3.7. In Vitro Release Properties

In vitro release behaviors of resveratrol from the starch–resveratrol complexes were evaluated using a dialysis method under conditions that simulated the digestive tract (Figure 8). The fitting results of different kinetic-release models of resveratrol from Res-NS and Res-U₆₀S under intestinal conditions are summarized in

Table 4. Fitting results of the kinetic-release model of resveratrol from Res-NS and Res-U₆₀S.

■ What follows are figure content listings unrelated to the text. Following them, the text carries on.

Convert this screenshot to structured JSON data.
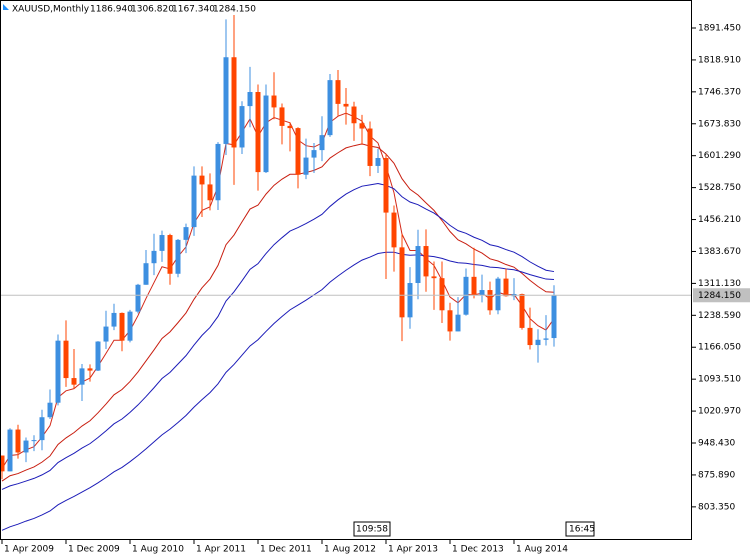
{
  "chart_data": {
    "type": "candlestick",
    "title": "XAUUSD,Monthly",
    "last_bar_labels": [
      "1186.940",
      "1306.820",
      "1167.340",
      "1284.150"
    ],
    "annotations": [
      "1",
      "09:58",
      "16:45"
    ],
    "up_color": "#3d8fe0",
    "down_color": "#ff4500",
    "categories": [
      "1 Apr 2009",
      null,
      null,
      null,
      null,
      null,
      null,
      null,
      "1 Dec 2009",
      null,
      null,
      null,
      null,
      null,
      null,
      null,
      "1 Aug 2010",
      null,
      null,
      null,
      null,
      null,
      null,
      null,
      "1 Apr 2011",
      null,
      null,
      null,
      null,
      null,
      null,
      null,
      "1 Dec 2011",
      null,
      null,
      null,
      null,
      null,
      null,
      null,
      "1 Aug 2012",
      null,
      null,
      null,
      null,
      null,
      null,
      null,
      "1 Apr 2013",
      null,
      null,
      null,
      null,
      null,
      null,
      null,
      "1 Dec 2013",
      null,
      null,
      null,
      null,
      null,
      null,
      null,
      "1 Aug 2014",
      null,
      null,
      null,
      null,
      null
    ],
    "open": [
      920,
      884,
      979,
      927,
      954,
      955,
      1007,
      1040,
      1181,
      1096,
      1081,
      1118,
      1113,
      1179,
      1213,
      1244,
      1181,
      1247,
      1308,
      1357,
      1385,
      1421,
      1333,
      1410,
      1439,
      1556,
      1536,
      1500,
      1628,
      1825,
      1620,
      1714,
      1746,
      1564,
      1738,
      1711,
      1669,
      1664,
      1558,
      1597,
      1614,
      1648,
      1773,
      1719,
      1713,
      1675,
      1663,
      1578,
      1596,
      1472,
      1393,
      1234,
      1312,
      1396,
      1327,
      1323,
      1250,
      1202,
      1240,
      1326,
      1284,
      1296,
      1250,
      1322,
      1282,
      1287,
      1210,
      1171,
      1183,
      1186.94
    ],
    "high": [
      920,
      982,
      990,
      961,
      966,
      1024,
      1070,
      1195,
      1227,
      1162,
      1128,
      1127,
      1180,
      1249,
      1265,
      1245,
      1251,
      1310,
      1387,
      1424,
      1431,
      1424,
      1412,
      1447,
      1577,
      1577,
      1561,
      1632,
      1911,
      1921,
      1725,
      1803,
      1763,
      1763,
      1791,
      1720,
      1677,
      1666,
      1640,
      1630,
      1691,
      1787,
      1796,
      1755,
      1724,
      1694,
      1679,
      1617,
      1605,
      1488,
      1424,
      1348,
      1433,
      1434,
      1361,
      1361,
      1267,
      1280,
      1345,
      1392,
      1331,
      1315,
      1326,
      1345,
      1323,
      1288,
      1256,
      1207,
      1239,
      1306.82
    ],
    "low": [
      866,
      884,
      913,
      905,
      930,
      932,
      1003,
      1034,
      1076,
      1072,
      1044,
      1088,
      1112,
      1162,
      1205,
      1157,
      1177,
      1243,
      1308,
      1330,
      1360,
      1308,
      1325,
      1380,
      1419,
      1462,
      1477,
      1478,
      1603,
      1535,
      1605,
      1666,
      1522,
      1562,
      1684,
      1627,
      1611,
      1527,
      1548,
      1562,
      1589,
      1644,
      1692,
      1672,
      1635,
      1626,
      1555,
      1562,
      1321,
      1338,
      1180,
      1208,
      1275,
      1292,
      1251,
      1221,
      1181,
      1202,
      1238,
      1277,
      1268,
      1240,
      1241,
      1281,
      1273,
      1206,
      1161,
      1131,
      1170,
      1167.34
    ],
    "close": [
      884,
      979,
      927,
      954,
      955,
      1007,
      1040,
      1181,
      1096,
      1081,
      1118,
      1113,
      1179,
      1213,
      1244,
      1181,
      1247,
      1308,
      1357,
      1385,
      1421,
      1333,
      1410,
      1439,
      1556,
      1536,
      1500,
      1628,
      1825,
      1620,
      1714,
      1746,
      1564,
      1738,
      1711,
      1669,
      1664,
      1558,
      1597,
      1614,
      1648,
      1773,
      1719,
      1713,
      1675,
      1663,
      1578,
      1596,
      1472,
      1393,
      1234,
      1312,
      1396,
      1327,
      1323,
      1250,
      1202,
      1240,
      1326,
      1284,
      1296,
      1250,
      1322,
      1282,
      1287,
      1210,
      1171,
      1183,
      1186,
      1284.15
    ],
    "lines": [
      {
        "color": "#d42a1a",
        "values": [
          890,
          920,
          922,
          933,
          940,
          962,
          988,
          1052,
          1067,
          1072,
          1087,
          1096,
          1123,
          1152,
          1182,
          1182,
          1204,
          1238,
          1277,
          1313,
          1349,
          1344,
          1372,
          1394,
          1448,
          1477,
          1485,
          1532,
          1629,
          1626,
          1655,
          1685,
          1645,
          1676,
          1688,
          1682,
          1676,
          1637,
          1624,
          1621,
          1630,
          1677,
          1691,
          1698,
          1690,
          1680,
          1646,
          1630,
          1578,
          1517,
          1423,
          1386,
          1386,
          1367,
          1352,
          1318,
          1280,
          1267,
          1286,
          1285,
          1289,
          1276,
          1291,
          1285,
          1286,
          1261,
          1231,
          1215,
          1205,
          1231
        ]
      },
      {
        "color": "#c81e10",
        "values": [
          862,
          874,
          879,
          887,
          894,
          905,
          919,
          945,
          960,
          972,
          987,
          999,
          1017,
          1037,
          1058,
          1070,
          1088,
          1110,
          1135,
          1160,
          1186,
          1201,
          1222,
          1244,
          1275,
          1301,
          1321,
          1352,
          1399,
          1421,
          1451,
          1480,
          1489,
          1514,
          1534,
          1548,
          1559,
          1559,
          1563,
          1568,
          1576,
          1596,
          1608,
          1619,
          1624,
          1628,
          1623,
          1620,
          1605,
          1584,
          1549,
          1525,
          1512,
          1494,
          1477,
          1454,
          1429,
          1410,
          1401,
          1389,
          1380,
          1367,
          1362,
          1354,
          1348,
          1334,
          1318,
          1304,
          1292,
          1291
        ]
      },
      {
        "color": "#1c1cb8",
        "values": [
          843,
          851,
          856,
          862,
          868,
          876,
          886,
          904,
          915,
          925,
          937,
          947,
          961,
          976,
          992,
          1003,
          1018,
          1035,
          1054,
          1074,
          1095,
          1109,
          1128,
          1147,
          1171,
          1193,
          1211,
          1236,
          1271,
          1292,
          1317,
          1343,
          1356,
          1379,
          1399,
          1415,
          1430,
          1438,
          1447,
          1457,
          1468,
          1486,
          1501,
          1514,
          1524,
          1532,
          1535,
          1538,
          1534,
          1526,
          1508,
          1496,
          1490,
          1480,
          1471,
          1458,
          1443,
          1431,
          1425,
          1416,
          1409,
          1399,
          1395,
          1388,
          1382,
          1372,
          1360,
          1350,
          1341,
          1338
        ]
      },
      {
        "color": "#1c1cb8",
        "values": [
          750,
          758,
          764,
          771,
          777,
          785,
          794,
          808,
          818,
          827,
          837,
          847,
          858,
          870,
          883,
          893,
          906,
          920,
          935,
          951,
          967,
          980,
          995,
          1011,
          1030,
          1047,
          1063,
          1083,
          1109,
          1127,
          1148,
          1169,
          1183,
          1202,
          1220,
          1236,
          1251,
          1262,
          1273,
          1285,
          1297,
          1314,
          1328,
          1341,
          1353,
          1364,
          1371,
          1379,
          1382,
          1382,
          1377,
          1375,
          1376,
          1374,
          1372,
          1368,
          1362,
          1358,
          1357,
          1354,
          1352,
          1348,
          1347,
          1344,
          1342,
          1337,
          1331,
          1326,
          1321,
          1320
        ]
      }
    ],
    "ylim": [
      728.04,
      1955.07
    ],
    "yticks": [
      {
        "value": 1891.45,
        "label": "1891.450"
      },
      {
        "value": 1818.91,
        "label": "1818.910"
      },
      {
        "value": 1746.37,
        "label": "1746.370"
      },
      {
        "value": 1673.83,
        "label": "1673.830"
      },
      {
        "value": 1601.29,
        "label": "1601.290"
      },
      {
        "value": 1528.75,
        "label": "1528.750"
      },
      {
        "value": 1456.21,
        "label": "1456.210"
      },
      {
        "value": 1383.67,
        "label": "1383.670"
      },
      {
        "value": 1311.13,
        "label": "1311.130"
      },
      {
        "value": 1238.59,
        "label": "1238.590"
      },
      {
        "value": 1166.05,
        "label": "1166.050"
      },
      {
        "value": 1093.51,
        "label": "1093.510"
      },
      {
        "value": 1020.97,
        "label": "1020.970"
      },
      {
        "value": 948.43,
        "label": "948.430"
      },
      {
        "value": 875.89,
        "label": "875.890"
      },
      {
        "value": 803.35,
        "label": "803.350"
      }
    ],
    "grid": false
  }
}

Samples	Models	Fitting Equations	R2
Res-NS	Zero-order	Qt = 0.0052 × t	0.1145
	First-order	Ln(1 − Qt) = 0.0418 × t − 0.5227	0.9951
	Higuchi	Qt = 0.0536 × t1/2	0.8453
	Ritger–Peppas	LnQt = 9.8287 × Lnt − 0.3517	0.9063
Res-U60S	Zero-order	Qt = 0.0039 × t	0.4442
	First-order	Ln(1 − Qt) = 0.0293 × t − 0.4179	0.9902
	Higuchi	Qt = 0.0394 × t1/2	0.9324
	Ritger–Peppas	LnQt = 18.5753 × Lnt − 0.4282	0.9402

. With the prolonging of the digestion time, the resveratrol released from two starch samples increased rapidly at the beginning, then decreased markedly, and reached a plateau state in the end. The cumulative release rates of resveratrol from Res-NS and Res-U₆₀S after 150 min in the intestinal fluid were 51.48% and 40.32%, respectively. The lower release rate of resveratrol from Res-U₆₀S could be accounted for by the more uniform structure of lowered digestibility. Thus, Res-U₆₀S had good retention and sustained release of resveratrol [27,28]. Based on Table 4, compared with the zero-order kinetic equation, Higuchi equation, and Ritger–Peppas equation, the results of Res-NS and Res-U₆₀S were found to be more consistent with the first-order model (R² > 0.99). Additionally, the release rate was proportional to the time. This indicates that the diffusion was caused by the relaxation of the starch structure driven by distance [54].

4. Conclusions

This work researched the effects of modification by combination of ultrasound and resveratrol treatments on the physicochemical properties and in vitro digestibility of modified banana starch. The ultrasound and resveratrol enhanced the strength of the gel and the viscoelasticity (G′ and G″), respectively. The banana starch was complexed with resveratrol through non-covalent interactions, resulting in the modified starch having a more compact structure and higher thermal stability. Additionally, after the modification, the degree of hydrolysis of the modified banana starch was reduced, whereas the contents of RDS and RS increased as the content of SDS decreased. Therefore, this new modification method could be beneficial for controlling starch structure and digestion behavior. The modified starch could be beneficial to the application of antioxidant phenolic and resistant starch.